Сложно не удивиться своеобразной мудрости охотников за экстремистами, особенно умершими. Следуя их логике, в частности г-на Суслонова, неплохо было бы проверить многих русских писателей не только на экстремизм, но и на порнографию, например, Пушкина, а Гоголя или Гаршина подвергнуть психиатрической экспертизе. Сколько же можно позволять этим негодяям растлевать чистые, невинные души наших людей?
Владимир Чертков, близкий друг Толстого (при этом коварный, по признанию сына писателя, Сергея), один из так называемых «кающихся дворян», писал в своих воспоминаниях, что усилия Толстого, особенно в последний период жизни, были направлены на сохранение себя в духовном «я», как он это определял. Нахождение же в материальном «я» его тяготило по причине слишком острого ощущения несправедливости жизни.
Те, кто внимательно читал «Анну Каренину», помнят, что салоны, описанные в романе, имеют больше общего с древнеиндийскими ашрамами, по крайней мере, по контенту, чем с великосветскими тусовками эпохи Старого режима. Это не случайно. Толстой живо интересовался Индией и ее религиями; Индия, в свою очередь, интересовалась Толстым. Не кто иной, как Махатма Ганди признавался, что многому научился у русского писателя, теперь — писателя-экстремиста. В скобках замечу, что, например, Захар Прилепин, со вкусом убивавший врагов на Украине, экстремистом не считается.

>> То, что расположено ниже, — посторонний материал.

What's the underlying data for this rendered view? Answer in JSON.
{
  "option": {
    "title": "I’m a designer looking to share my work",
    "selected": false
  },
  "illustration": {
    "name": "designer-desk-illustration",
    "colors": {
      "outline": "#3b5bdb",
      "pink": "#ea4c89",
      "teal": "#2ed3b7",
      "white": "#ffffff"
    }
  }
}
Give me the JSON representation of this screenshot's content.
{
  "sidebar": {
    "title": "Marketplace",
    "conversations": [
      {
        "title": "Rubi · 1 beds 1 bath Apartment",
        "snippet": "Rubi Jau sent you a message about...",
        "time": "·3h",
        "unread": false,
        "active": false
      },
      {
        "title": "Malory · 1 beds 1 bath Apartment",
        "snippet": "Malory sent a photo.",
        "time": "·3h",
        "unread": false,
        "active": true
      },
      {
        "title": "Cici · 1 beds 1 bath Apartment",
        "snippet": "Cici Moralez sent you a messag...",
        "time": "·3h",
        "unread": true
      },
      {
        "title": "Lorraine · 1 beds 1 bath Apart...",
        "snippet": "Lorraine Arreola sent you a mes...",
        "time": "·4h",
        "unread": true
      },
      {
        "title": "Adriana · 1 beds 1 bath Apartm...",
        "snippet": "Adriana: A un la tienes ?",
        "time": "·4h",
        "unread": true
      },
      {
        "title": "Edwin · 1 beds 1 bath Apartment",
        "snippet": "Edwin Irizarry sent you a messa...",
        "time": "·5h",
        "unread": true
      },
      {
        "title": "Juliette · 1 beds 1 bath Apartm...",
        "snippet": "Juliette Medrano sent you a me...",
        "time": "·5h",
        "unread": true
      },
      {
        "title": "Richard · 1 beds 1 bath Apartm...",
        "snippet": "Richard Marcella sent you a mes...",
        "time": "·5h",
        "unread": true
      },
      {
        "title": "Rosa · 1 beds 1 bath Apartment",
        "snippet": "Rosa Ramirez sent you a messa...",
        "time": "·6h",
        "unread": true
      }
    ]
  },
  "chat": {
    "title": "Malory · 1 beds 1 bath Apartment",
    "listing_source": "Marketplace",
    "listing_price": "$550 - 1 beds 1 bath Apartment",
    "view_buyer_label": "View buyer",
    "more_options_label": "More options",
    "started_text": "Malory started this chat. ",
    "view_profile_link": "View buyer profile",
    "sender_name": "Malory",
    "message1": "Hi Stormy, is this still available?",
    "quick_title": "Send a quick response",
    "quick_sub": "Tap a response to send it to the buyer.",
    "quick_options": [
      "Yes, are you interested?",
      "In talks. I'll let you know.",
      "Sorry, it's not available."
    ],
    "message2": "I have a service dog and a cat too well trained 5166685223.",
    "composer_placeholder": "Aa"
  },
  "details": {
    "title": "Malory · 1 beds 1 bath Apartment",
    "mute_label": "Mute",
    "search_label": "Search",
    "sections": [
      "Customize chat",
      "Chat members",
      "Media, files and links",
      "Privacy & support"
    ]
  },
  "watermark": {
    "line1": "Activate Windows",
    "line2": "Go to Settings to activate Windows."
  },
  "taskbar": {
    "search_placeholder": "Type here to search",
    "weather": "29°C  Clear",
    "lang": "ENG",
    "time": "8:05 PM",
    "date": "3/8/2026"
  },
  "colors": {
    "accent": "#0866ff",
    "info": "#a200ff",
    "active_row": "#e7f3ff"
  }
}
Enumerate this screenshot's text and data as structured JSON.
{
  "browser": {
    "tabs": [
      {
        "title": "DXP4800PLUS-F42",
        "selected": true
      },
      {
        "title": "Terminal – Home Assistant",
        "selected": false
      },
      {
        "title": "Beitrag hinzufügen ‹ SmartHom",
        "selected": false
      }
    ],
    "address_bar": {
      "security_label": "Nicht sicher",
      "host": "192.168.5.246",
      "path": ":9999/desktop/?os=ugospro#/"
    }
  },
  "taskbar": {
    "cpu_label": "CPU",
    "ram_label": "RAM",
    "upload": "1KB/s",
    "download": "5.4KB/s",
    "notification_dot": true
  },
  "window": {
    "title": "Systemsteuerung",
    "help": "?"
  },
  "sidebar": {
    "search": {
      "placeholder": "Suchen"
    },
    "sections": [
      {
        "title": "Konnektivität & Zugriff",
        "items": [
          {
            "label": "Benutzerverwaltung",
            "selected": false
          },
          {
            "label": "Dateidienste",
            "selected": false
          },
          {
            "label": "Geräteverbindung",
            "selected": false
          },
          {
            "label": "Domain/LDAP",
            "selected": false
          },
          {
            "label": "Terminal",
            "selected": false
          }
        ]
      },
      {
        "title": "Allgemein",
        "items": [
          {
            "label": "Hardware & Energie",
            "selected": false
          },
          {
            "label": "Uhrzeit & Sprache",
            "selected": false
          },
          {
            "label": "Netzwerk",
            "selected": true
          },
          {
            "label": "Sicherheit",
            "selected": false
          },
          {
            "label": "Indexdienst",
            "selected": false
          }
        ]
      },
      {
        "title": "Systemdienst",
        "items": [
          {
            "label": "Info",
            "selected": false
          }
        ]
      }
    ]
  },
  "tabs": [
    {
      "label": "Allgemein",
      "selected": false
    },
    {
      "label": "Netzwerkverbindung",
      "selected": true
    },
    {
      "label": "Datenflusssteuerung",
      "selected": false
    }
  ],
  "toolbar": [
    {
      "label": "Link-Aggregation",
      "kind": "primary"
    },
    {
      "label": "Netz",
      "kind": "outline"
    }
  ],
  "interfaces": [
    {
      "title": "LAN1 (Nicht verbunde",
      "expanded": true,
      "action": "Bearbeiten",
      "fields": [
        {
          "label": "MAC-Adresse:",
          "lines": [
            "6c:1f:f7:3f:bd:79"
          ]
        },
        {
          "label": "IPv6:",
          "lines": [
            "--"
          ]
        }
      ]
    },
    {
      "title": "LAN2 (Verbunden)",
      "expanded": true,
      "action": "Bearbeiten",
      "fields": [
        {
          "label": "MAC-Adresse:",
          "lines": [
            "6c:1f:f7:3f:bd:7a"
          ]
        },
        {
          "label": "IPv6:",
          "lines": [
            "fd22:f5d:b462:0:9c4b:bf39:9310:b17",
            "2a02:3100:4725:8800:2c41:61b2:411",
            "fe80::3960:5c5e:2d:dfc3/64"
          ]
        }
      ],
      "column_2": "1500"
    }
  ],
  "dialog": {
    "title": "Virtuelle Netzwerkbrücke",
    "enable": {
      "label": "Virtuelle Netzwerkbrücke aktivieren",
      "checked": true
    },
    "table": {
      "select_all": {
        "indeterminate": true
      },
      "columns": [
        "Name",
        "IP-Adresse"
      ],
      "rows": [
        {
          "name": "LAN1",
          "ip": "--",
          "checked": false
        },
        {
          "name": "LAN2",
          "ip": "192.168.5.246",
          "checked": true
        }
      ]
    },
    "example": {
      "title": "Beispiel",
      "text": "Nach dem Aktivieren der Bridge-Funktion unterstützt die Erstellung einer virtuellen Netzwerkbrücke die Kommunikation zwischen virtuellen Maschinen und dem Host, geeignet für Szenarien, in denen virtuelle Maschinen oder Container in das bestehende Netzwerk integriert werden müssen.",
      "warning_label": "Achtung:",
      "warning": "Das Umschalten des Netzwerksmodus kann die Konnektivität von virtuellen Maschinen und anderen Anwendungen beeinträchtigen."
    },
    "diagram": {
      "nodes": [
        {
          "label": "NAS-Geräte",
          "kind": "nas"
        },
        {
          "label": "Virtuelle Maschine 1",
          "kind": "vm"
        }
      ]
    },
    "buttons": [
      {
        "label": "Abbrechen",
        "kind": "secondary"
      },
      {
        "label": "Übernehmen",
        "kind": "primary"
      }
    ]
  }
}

Вопрос об отношении Толстого к христианству сложный, но не настолько, чтобы не понять очевидное: писатель не принимал идеологическое христианство, созданное ап. Павлом, и более чем с почтением относился к самому Христу, которого рассматривал как инкарнацию пути. Павел требовал от последователей подчинения, социального подчинения, взамен обещая бессмертие. Он создавал церковь, то есть структуру, которая по сути подчиняет себе религию. Писатель это отвергал. Вера в Бога — не подчинение, а индивидуальное согласие, выбор свободной воли. Институализированная вера — подлог. Не случаен огромный интерес Толстого к индийским религиям, в частности к буддизму, которым тогда только начинали заниматься серьезно, на научной основе, как в Европе, так и в России. В изданиях литературы для масс, то есть для крестьян, которую инициировал писатель, публиковалось много индийских сказок и индийского фольклора, которым позже, как и индийской музыкой, будет профессионально заниматься Сергей Николаевич.
Мало сомнений в том, что Толстой долго готовился к своему известному уходу. И это не было блажью полубезумного старца, как писали некоторые критики. Едва ли это был и побег от надоевшей семьи или даже от авторитарной жены, Софьи Андреевны, отбившей все же у мужа часть авторских прав на его произведения. В воспоминаниях Александра Гольденвейзера, композитора и пианиста, дружившего с писателем, есть свидетельство о том, что Толстой никак не хотел обвинять жену в причинах своих душевных терзаний, считая ее саму глубоко несчастным и душевно больным человеком.
Ближе к концу жизни писателя тяготила жизнь в Ясной Поляне, и главным образом из-за того, что живя в ней, он оставался привязанным к своему физическому, социальному «я», которое вошло в глубокое противоречие с его поиском истины. Понимая, что общего спасения не будет, и свое писательское предназначение он выполнил, и что более для общества он бесполезен, Толстой решает совершить спасение индивидуальное — в согласии с доктриной Хинаяны (раннего буддизма). От власти он более ничего не ждал, считая Петра Столыпина, как и самого царя, ответственными за убийства своих сограждан.
Оставить социальное «я», «я-экстремиста», ради духовного. Его уход из дома — эхо жесту принца Сиддхартхи Гаутамы, покинувшего родной дворец ради поиска спасения в сознании. Это моя гипотеза, которая, разумеется, не претендует на окончательное решение загадки Толстого.